Les montagnes, au loin vers le nord, lui servirent de point de repère. Il devait aller dans la direction opposée, fuir la cabane où il avait laissé ses enfants, chercher le camp du goulag qui était à proximité. C’était sa seule chance de survie. Il reprit la marche.

Lana.

Les liens rompus, elle frotta ses poignets douloureux et se mit ensuite debout. Elle examina l’endroit où le couloir s’était écroulé, à la suite des efforts de son mari afin de détruire les poutres de support. Ces dernières n’avaient pas résisté aux coups de hache répétés et le bois s’était fracturé, le plafond écroulé en bloquant l’accès au reste de la mine. Elle avait été enterrée vivante par son mari, par l’homme qu’elle aimait plus que tout au monde.

L’affaissement de la voûte rocheuse avait soulevé un nuage de poussière qui avait vicié l’air ambiant, flottant sans vouloir se poser. Elle avait de la difficulté à respirer et dût se rendre à l’évidence : Il lui serait impossible de dégager le couloir en déplaçant les pierres.
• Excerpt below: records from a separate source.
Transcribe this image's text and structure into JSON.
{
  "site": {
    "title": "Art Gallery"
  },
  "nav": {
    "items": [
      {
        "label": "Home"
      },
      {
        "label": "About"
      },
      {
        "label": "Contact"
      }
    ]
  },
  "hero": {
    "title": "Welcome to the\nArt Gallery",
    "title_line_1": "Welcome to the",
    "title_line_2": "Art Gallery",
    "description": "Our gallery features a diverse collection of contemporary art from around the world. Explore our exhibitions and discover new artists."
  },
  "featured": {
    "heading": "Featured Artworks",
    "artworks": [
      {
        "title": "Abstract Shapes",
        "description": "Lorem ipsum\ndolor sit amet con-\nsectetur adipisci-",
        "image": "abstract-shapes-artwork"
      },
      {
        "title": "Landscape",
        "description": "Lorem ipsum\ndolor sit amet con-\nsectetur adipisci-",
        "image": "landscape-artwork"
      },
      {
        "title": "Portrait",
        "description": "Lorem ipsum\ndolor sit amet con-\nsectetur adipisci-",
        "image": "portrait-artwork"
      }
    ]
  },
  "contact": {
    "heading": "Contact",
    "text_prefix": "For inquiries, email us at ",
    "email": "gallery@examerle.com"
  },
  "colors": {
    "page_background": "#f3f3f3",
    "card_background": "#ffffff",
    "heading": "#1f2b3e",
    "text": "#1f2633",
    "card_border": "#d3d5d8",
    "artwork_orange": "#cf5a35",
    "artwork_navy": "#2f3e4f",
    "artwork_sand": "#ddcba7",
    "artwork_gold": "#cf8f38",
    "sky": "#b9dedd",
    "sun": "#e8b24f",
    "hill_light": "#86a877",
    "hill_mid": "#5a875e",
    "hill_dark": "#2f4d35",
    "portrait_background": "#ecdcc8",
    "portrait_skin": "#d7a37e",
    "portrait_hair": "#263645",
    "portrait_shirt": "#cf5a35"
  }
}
Elles étaient trop nombreuses, nécessiteraient un effort prolongé dans des conditions irréalistes. La seule option qui lui restait était donc d’explorer la vieille mine abandonnée aux parois instables, de chercher une autre issue. Peut-être trouverait-elle un puits d’aération naturel. Il lui fallait s’enfoncer plus profondément dans le cœur du réseau souterrain.

Elle se mit en marche, toutefois craintive et prudente, se guidant d’une main frôlant la paroi rocheuse à sa droite. Elle pouvait entendre au loin le clapotis de gouttes d’eau qui percutaient le sol, tombant du plafond, ses pas qui raclaient le plancher sculpté de main d’homme. La piètre qualité de la main d’œuvre avait fait en sorte que les couloirs étaient creusés à la hâte, les murs et plafonds irréguliers, les couloirs bifurquant à des angles presque impossibles. Pour les dirigeants du camp, qui exploitaient ces mines, la vie des hommes ne valait rien. Seuls les matériaux extraits et envoyés à Moscou avaient une valeur.

Elle devait sortir d’ici.

 Igor

La neige cessa de tomber, mais le vent redoubla ses poussées, le faisant tituber. L’homme s’arrêta finalement, incapable de faire un pas de plus. Il courrait depuis quelques heures, sa bouche était sèche, ses lèvres gercées. Il se pencha, prit une poignée de neige qu’il se mit à sucer. Il avait soif. Il ne prit même pas la peine de se dévêtir afin de se soulager, lorsqu’il réalisa qu’il avait envie, préféra se pisser dessus. La chaleur du liquide qui ruisselait le long de ses cuisses lui offrit une certaine satisfaction. Il ne suffit que de quelques secondes pour que l’urine durcisse et forme une croute sur le pantalon.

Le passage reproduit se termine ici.